We have seen the benefits of our time together and decided to make it our family routine. It was easier when our first kid was small and slept a lot. Later it was more difficult, especially with two kids. However, we wanted to give it a try. We wanted to make it essential for all of us and make this time to be this part of a week when everyone is waiting for. And it worked and is still working. To the point that “we going for a coffee” is a synonym of a good and quality family time.
Lessons learned during this coffee journey 🎓
Some people say that you can buy everything. It is just a matter of the price. What I know for sure is that you cannot buy time. This is the only currency that we can spend, and we are not able to save or earn. However, we can still lose it. The only thing you can truly give to another person is your time! Use it wisely. By making a spontaneous decision long time ago, we decided that we want to spend the most precious recourse – our time on Sunday afternoons – sipping coffee and planning how we are going to spend rest of our time in the best way possible.

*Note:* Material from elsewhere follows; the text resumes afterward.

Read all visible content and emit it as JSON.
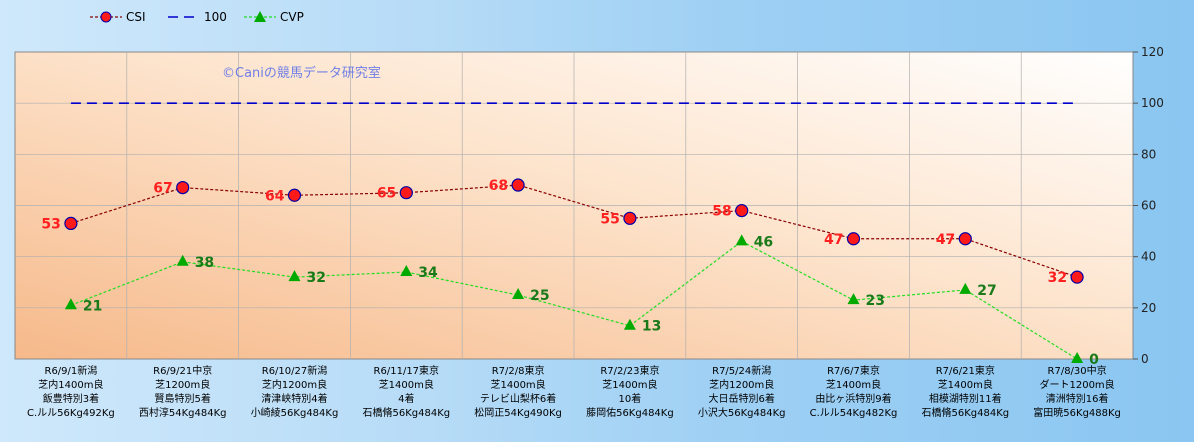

Another lesson that I’ve learnt thanks to our coffee conversations is relevant for every relationship: talk about your passion! It is amazing what happens when you ask someone about their hobbies, recent fascinations, or book that they have read and it impacted them greatly. The conversations is immediately lifted to another stage. Sparks are lighted up in people’s eyes, and you instantly connect on whole new level.
Try it next time you feel like you are stuck with someone and conversation is going nowhere. Ask a question: What’s been your fascination recently?
And watch what happens.
Cover photo: Kraków, Poland 🇵🇱
I wonder if you have any family rituals? Maybe you also love coffee?